Over the past five to ten years, NMCC has been developing new course offerings to remain relevant to the area.  “I think we've had to shift to adjust to the needs of the area.  The new programs that we've developed in the last five years including medical assisting and moon power technology.  We've had expansion in our diesel hydraulics program and programs in the electrical area.  But the economy is shifting in Aroostook County and the biggest challenge to that is going to have the right people available to do the work.

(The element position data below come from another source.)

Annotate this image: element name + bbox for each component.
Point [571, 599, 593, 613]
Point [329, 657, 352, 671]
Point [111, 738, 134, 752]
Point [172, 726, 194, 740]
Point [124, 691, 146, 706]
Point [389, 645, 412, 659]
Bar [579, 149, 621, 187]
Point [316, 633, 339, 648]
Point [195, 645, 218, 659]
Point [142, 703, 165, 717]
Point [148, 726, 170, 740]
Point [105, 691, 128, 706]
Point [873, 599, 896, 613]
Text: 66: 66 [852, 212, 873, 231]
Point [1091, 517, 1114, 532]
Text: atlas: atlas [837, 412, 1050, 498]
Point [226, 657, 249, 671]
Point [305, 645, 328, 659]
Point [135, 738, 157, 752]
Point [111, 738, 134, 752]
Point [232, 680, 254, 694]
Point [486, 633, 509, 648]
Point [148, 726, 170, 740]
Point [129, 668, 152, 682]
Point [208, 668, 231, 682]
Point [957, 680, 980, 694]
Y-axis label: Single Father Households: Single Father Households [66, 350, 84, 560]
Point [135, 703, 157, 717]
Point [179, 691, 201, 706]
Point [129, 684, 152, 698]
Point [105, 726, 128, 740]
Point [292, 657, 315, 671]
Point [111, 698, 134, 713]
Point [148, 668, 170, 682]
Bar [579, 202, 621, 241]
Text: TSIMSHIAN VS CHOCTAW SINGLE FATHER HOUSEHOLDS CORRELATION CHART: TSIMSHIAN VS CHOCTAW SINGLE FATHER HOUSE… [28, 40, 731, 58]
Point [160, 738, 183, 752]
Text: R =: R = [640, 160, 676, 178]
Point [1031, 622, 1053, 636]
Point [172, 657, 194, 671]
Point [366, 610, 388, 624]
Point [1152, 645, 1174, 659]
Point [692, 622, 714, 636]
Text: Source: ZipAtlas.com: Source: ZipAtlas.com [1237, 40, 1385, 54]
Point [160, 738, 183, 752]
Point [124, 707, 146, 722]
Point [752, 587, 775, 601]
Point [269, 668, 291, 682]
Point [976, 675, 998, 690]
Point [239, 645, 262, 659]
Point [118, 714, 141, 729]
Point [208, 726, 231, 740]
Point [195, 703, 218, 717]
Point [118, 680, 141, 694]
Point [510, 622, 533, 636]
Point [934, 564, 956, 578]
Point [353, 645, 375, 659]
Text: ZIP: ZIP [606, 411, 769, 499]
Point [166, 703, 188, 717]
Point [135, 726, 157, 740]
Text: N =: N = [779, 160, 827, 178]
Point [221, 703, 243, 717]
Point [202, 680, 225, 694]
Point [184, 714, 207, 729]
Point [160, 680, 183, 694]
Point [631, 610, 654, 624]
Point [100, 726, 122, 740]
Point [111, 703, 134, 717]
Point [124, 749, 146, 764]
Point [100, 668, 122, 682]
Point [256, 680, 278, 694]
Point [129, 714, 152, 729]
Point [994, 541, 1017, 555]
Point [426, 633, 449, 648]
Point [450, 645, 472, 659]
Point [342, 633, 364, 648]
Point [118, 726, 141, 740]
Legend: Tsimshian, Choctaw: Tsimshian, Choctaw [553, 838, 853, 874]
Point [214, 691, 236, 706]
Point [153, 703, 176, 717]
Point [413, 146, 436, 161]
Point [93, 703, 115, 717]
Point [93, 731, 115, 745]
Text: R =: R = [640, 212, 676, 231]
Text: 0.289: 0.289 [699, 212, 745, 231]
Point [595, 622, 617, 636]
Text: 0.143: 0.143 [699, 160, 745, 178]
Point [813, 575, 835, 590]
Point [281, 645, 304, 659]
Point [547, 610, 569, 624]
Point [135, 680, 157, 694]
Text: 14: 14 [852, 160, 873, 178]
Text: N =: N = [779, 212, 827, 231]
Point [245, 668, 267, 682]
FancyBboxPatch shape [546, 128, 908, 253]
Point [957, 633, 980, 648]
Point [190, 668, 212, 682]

So we need to reach out to other parts of the state and other parts of the world to bring people here.  We've shifted our programming pretty significantly and we'll continue to work hard to bring more people to our college and to the community.”

   The Somali Bantu guests toured the MSAD #1 School Farm on State Street in Presque Isle to see the technologies and manufacturing processes Presque Isle High School students have available to them.  Afterwards, the group were guests of the Amish community in Fort Fairfield as they toured the Noah Yoder farm.  Finally, they ended up at the McElwain farm in Caribou to round out their trip.

The tour was organized by the MCF, with headquarters in Ellsworth.  MCF is looking for creative ways to deal with the problems of out-migration and an aging workforce in Aroostook County.

   “We know that Aroostook County has been losing population and it's a farming community.  So we have a number of people - Somali Bantu farm families - in Lewiston that are looking for more land.  They've been limited in the acreage that they can lease,” said Steven Rowe, President and CEO of MCF.  “So, we thought it would be a good idea to bring some families up to look at the opportunities in Aroostook County, to look at agricultural opportunities and other opportunities.  There are a lot of children with the group and they value education greatly.  It was just an idea to have people come up to look at the area to see if something might come of it in terms of folks wanting to relocate.”

   The Somali Bantu are not looking for migrant jobs, as offered by some commercial farming operations in the area and populated by typically Hispanics.  Rather, they are seeking land to expand their own farming operations that encompass subsistence farming for their own family's use as well as small to medium commercial operations.   “They would like the opportunity to grow the business and to farm more land,” explained Rowe.

   Muhidin Libh, a spokesman for the Somali Bantu group explains how in Somalia there are two different communities.  “One community deals with animals and they move around and the other community, which happens to be our community, stick in one place and they do vegetable production.  So, we do a lot of different kinds of vegetables starting from the greens like kale and corn all the way to banana, mango and orange.” 

   Libh says the families in Lewiston produce various vegetables and herbs on a small scale such as potatoes, African corn, beans, and greens such as collard, kale, swiss chard spinach an okra. “We initially started to increase our food production because almost all the people we serve are low income, they depend on food stamps.  So we started as [decreasing] our food stamps but now people are producing more than they can consume and what we're doing is start a farmer's market and turn into business farming.”

   Steven Rowe says the overall tour of central Aroostook County was very positive.  “They've been welcomed and I just want to applaud the folks that organized it up here.  The families that came up here have been welcomed and I think it's gone very well.”